08.04.2020 Our research on coronavirus disease (COVID-19)

Foto: Colourbox.de

Following working papers present the preliminary research results of joint studies of Prof. Farzanegan and his colleagues from Ferdowsi University of Mashhad (Iran) and Swinburne University of Technology (Australia):

1. Globalization and Outbreak of COVID-19: An Empirical Analysis:

The purpose of this study is to examine the relationship between globalization, Coronavirus Disease 2019 (COVID-19) cases, and associated deaths in more than 100 countries. Our ordinary least squares multivariate regressions show that countries with higher levels of socio-economic globalization are exposed moretoCOVID-19 outbreak. Nevertheless, globalization cannot explain cross-country differences in COVID-19 confirmed deaths. The fatalities of coronavirus are mostly explained by cross-country variation in health infrastructures (e.g., share of out of pocket spending on health per capita and the number of hospital beds) and demographic structure (e.g., share of population beyond 65 years old in total population) of countries. Our least squares results are robust to controlling outliers and regional dummies. This finding provides the first empirical insight on the robust determinants of COVID-19 outbreak and its human costs across countries.

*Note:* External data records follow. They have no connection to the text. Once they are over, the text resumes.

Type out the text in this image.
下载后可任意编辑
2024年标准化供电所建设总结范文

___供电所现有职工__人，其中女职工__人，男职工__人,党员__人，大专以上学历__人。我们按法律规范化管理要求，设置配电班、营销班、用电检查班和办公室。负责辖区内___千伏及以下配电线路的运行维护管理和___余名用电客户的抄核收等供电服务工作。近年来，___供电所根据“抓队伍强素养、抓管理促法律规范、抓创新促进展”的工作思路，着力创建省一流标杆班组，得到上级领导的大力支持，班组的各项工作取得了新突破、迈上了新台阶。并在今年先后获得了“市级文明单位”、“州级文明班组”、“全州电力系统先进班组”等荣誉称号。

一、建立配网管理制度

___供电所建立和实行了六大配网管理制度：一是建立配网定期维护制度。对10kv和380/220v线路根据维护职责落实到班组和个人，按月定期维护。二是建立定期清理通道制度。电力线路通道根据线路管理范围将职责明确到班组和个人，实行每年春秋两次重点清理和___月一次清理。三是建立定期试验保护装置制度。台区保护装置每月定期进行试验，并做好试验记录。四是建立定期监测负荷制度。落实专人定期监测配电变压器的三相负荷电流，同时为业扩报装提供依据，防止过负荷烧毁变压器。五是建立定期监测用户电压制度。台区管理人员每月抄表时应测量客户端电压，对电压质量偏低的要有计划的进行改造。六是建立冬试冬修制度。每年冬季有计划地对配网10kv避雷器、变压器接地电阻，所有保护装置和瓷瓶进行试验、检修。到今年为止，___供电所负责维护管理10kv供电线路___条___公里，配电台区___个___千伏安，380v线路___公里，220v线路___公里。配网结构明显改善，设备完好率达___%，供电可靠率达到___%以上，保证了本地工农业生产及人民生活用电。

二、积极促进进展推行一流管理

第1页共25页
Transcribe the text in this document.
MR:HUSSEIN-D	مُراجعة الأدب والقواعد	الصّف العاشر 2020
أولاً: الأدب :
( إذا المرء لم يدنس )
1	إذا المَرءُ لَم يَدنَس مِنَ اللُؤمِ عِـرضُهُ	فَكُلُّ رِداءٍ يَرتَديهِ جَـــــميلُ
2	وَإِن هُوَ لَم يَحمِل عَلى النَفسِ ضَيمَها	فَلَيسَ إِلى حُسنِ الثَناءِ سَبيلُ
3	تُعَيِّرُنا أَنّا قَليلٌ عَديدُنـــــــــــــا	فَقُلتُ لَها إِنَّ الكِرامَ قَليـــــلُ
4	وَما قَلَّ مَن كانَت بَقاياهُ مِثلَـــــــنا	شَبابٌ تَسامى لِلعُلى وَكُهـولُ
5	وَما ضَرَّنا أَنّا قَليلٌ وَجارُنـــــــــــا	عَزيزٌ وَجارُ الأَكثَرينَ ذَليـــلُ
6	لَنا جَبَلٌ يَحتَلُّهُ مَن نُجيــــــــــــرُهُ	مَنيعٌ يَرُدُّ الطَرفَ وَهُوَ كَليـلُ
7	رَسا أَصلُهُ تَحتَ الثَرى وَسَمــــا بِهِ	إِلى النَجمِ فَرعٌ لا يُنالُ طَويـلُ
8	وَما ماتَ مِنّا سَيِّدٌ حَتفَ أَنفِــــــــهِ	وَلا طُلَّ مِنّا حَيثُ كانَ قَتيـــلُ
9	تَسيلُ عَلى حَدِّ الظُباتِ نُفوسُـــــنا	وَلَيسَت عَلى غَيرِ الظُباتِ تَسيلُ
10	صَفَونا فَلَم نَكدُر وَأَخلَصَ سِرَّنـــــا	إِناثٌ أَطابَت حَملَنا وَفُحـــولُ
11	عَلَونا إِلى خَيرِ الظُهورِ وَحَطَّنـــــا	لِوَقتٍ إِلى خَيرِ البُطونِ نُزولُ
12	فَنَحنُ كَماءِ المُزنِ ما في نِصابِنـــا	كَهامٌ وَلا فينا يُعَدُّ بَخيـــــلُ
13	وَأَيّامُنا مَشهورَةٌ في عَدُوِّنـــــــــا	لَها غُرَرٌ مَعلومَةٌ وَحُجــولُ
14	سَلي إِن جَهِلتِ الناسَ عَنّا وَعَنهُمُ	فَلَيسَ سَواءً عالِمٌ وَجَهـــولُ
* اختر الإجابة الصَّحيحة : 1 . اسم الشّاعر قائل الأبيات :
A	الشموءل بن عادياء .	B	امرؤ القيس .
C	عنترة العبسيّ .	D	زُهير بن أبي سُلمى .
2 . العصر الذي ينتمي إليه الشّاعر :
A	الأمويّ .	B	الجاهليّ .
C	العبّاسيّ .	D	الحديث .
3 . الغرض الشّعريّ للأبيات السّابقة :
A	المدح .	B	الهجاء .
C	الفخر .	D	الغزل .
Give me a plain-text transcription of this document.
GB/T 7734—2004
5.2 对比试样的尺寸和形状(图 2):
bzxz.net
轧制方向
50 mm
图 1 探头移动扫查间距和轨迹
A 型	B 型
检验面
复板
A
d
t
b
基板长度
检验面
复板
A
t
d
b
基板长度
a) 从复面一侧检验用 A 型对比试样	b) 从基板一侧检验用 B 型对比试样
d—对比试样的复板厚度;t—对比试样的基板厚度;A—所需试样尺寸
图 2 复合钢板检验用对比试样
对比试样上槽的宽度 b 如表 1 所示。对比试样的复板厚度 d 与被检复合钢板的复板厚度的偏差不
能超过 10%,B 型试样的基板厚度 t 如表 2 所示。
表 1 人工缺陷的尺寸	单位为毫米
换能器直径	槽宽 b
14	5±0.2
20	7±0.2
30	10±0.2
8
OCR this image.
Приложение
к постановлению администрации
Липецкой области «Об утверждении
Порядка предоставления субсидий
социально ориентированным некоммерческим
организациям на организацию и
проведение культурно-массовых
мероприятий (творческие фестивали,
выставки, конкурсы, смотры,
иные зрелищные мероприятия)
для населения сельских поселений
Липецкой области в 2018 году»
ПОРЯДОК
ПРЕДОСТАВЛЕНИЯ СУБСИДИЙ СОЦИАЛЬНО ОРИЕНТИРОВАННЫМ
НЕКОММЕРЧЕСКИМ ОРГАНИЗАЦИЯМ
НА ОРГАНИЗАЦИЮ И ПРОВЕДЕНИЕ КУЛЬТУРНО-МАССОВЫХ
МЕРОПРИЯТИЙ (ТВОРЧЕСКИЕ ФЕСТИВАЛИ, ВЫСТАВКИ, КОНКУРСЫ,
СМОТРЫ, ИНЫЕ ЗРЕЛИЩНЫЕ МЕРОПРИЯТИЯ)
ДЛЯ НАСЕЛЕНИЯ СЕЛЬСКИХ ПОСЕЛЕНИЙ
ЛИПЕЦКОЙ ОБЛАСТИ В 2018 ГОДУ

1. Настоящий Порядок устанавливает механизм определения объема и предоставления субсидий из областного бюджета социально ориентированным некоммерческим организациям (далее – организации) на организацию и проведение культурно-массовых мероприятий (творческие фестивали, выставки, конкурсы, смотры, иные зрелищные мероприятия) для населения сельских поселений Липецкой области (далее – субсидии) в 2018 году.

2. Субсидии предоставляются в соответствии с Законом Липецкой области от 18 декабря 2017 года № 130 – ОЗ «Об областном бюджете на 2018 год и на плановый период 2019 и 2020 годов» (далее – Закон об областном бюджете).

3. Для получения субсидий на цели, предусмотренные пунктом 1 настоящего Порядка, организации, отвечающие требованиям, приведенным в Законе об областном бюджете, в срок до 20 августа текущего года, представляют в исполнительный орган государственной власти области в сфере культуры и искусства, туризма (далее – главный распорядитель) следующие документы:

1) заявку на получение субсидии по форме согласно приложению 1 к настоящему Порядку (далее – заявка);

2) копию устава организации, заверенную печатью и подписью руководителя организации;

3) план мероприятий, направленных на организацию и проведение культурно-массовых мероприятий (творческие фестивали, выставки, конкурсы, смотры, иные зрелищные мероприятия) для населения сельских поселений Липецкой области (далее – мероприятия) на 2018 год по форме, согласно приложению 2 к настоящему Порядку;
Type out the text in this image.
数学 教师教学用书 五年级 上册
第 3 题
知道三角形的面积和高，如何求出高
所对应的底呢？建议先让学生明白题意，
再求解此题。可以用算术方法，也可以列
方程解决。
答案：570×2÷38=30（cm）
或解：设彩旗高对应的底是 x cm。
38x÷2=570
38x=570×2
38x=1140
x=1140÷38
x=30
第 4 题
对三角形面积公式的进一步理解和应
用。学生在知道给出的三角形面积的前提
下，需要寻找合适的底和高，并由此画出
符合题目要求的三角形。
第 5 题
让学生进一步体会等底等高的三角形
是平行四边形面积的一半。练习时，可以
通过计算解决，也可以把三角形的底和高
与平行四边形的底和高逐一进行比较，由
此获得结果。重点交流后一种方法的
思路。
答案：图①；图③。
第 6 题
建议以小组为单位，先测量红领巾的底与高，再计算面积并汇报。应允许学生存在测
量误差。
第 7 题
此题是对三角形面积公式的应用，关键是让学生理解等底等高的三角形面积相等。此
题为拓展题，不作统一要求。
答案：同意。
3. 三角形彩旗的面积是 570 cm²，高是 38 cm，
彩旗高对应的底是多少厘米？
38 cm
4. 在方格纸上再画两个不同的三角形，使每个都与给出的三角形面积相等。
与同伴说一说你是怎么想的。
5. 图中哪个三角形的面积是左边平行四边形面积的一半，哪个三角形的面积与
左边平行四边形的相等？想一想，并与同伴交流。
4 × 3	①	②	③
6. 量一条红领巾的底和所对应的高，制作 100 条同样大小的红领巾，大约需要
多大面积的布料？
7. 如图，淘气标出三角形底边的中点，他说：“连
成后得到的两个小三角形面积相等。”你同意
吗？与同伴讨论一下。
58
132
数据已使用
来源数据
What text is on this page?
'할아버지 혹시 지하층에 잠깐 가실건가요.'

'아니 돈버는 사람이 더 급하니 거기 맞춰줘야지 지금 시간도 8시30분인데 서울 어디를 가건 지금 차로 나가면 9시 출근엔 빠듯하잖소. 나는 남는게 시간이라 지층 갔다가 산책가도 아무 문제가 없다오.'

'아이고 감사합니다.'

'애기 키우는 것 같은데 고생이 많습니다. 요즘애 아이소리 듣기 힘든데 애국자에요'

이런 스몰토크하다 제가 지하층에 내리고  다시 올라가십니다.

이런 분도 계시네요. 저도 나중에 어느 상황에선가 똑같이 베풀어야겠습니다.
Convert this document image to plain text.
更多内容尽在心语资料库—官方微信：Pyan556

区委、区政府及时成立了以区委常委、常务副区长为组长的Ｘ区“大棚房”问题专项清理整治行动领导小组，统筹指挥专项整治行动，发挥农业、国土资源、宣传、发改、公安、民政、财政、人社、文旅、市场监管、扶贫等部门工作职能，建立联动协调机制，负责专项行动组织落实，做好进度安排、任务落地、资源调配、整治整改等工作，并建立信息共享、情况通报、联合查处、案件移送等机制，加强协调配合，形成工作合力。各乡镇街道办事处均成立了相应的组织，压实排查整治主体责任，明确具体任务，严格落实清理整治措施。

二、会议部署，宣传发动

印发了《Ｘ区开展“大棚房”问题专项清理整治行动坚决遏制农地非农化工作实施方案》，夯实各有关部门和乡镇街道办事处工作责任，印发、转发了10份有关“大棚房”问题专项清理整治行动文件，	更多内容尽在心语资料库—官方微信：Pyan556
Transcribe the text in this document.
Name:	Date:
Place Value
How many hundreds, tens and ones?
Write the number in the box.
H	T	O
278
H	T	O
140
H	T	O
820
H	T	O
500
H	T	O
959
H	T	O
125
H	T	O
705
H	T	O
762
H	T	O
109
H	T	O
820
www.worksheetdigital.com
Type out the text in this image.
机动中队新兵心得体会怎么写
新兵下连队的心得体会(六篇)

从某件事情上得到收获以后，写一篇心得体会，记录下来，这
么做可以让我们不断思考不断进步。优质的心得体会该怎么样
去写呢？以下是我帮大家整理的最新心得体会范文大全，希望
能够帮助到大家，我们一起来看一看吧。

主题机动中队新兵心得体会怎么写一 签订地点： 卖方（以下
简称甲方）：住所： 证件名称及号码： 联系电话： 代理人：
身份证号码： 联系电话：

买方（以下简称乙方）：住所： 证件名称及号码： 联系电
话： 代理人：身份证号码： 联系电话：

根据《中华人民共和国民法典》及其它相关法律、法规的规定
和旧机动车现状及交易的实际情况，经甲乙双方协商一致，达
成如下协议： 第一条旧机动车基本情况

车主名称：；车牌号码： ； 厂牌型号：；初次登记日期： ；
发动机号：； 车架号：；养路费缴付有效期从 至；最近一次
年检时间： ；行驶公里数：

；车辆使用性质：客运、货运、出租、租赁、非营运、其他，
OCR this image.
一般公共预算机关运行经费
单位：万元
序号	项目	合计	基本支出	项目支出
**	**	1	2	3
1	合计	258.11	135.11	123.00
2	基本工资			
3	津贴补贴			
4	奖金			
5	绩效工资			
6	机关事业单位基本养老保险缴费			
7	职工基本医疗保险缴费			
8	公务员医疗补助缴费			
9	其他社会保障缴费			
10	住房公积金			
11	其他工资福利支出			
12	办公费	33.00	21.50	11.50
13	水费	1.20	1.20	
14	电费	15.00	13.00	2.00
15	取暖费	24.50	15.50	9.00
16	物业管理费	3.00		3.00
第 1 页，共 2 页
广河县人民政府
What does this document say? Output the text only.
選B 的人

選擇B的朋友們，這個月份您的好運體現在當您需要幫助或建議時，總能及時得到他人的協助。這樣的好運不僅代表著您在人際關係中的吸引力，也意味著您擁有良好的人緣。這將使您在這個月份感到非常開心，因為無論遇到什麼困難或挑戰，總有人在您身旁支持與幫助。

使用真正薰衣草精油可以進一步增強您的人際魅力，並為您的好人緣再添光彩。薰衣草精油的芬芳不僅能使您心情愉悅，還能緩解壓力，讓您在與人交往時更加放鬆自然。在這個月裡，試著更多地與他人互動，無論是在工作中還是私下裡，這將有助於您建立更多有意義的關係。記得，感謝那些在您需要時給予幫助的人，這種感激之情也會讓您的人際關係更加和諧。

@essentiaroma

Link: https://www.uni-marburg.de/fb02/makro/forschung/magkspapers/paper_2020/18-2020_farzanegan.pdf


2. Google It Up! A Google Trend-based Analysis of COVID-19 Outbreak in Iran:

Soon after the first identified COVID-19 cases in Iran, the spread of the new Coronavirus has affected almost all its provinces. In the absence of credible data on people's unfiltered concerns and needs, especially in developing countries, Google search data is a reliable source that truthfully captures the public sentiment. This study examines the within province changes of confirmed cases of Corona across Iranian provinces from 19 Feb. 2020 to 9 March 2020. Using real-time Google Trends data, panel fixed effects, and GMM regression estimations, we show a robust negative association between the intensity of search for disinfection methods and materials in the past and current confirmed cases of the COVID-19 virus. In addition, we find a positive and robust association between the intensity of the searches for symptoms of Corona and the number of confirmed cases within the Iranian provinces. These findings are robust to control for province and period fixed effects, province-specific time trends, and lag of confirmed cases. Our results show how not only prevention could hinder affection in an epidemic disease but also prophecies, shaped by individual concerns and reflected in Google search queries, might not be self-fulfilling.

Link: https://www.uni-marburg.de/fb02/makro/forschung/magkspapers/paper_2020/17-2020_farzanegan.pdf


3. COVID-19 Outbreak and Air Pollution in Iran: A Panel VAR Analysis:

The new Coronavirus pandemic has extensive negative socioeconomic impacts. However, its effects on climate change and in particular air pollution, at least at the beginning of the outbreak, is not clear. Fear of getting the Coronavirus in crowded public spaces increased the use of personal cars, while prevention policies that seek to decrease population movement reduced their usage. This paper investigates the relationship between the outbreak of COVID-19, measured by the number of infected cases, and air pollution, measured by PM2.5, in 31Iranian provinces over the 19 February 2020 to 11 March 2020 period. We employ a panel vector autoregressive (PVAR) approach along with impulse response functions (IRFs), variance decomposition, and Granger causality tests. The analysis shows negative responses of the PM pollution to positive shock in COVID-19 cases in Iran.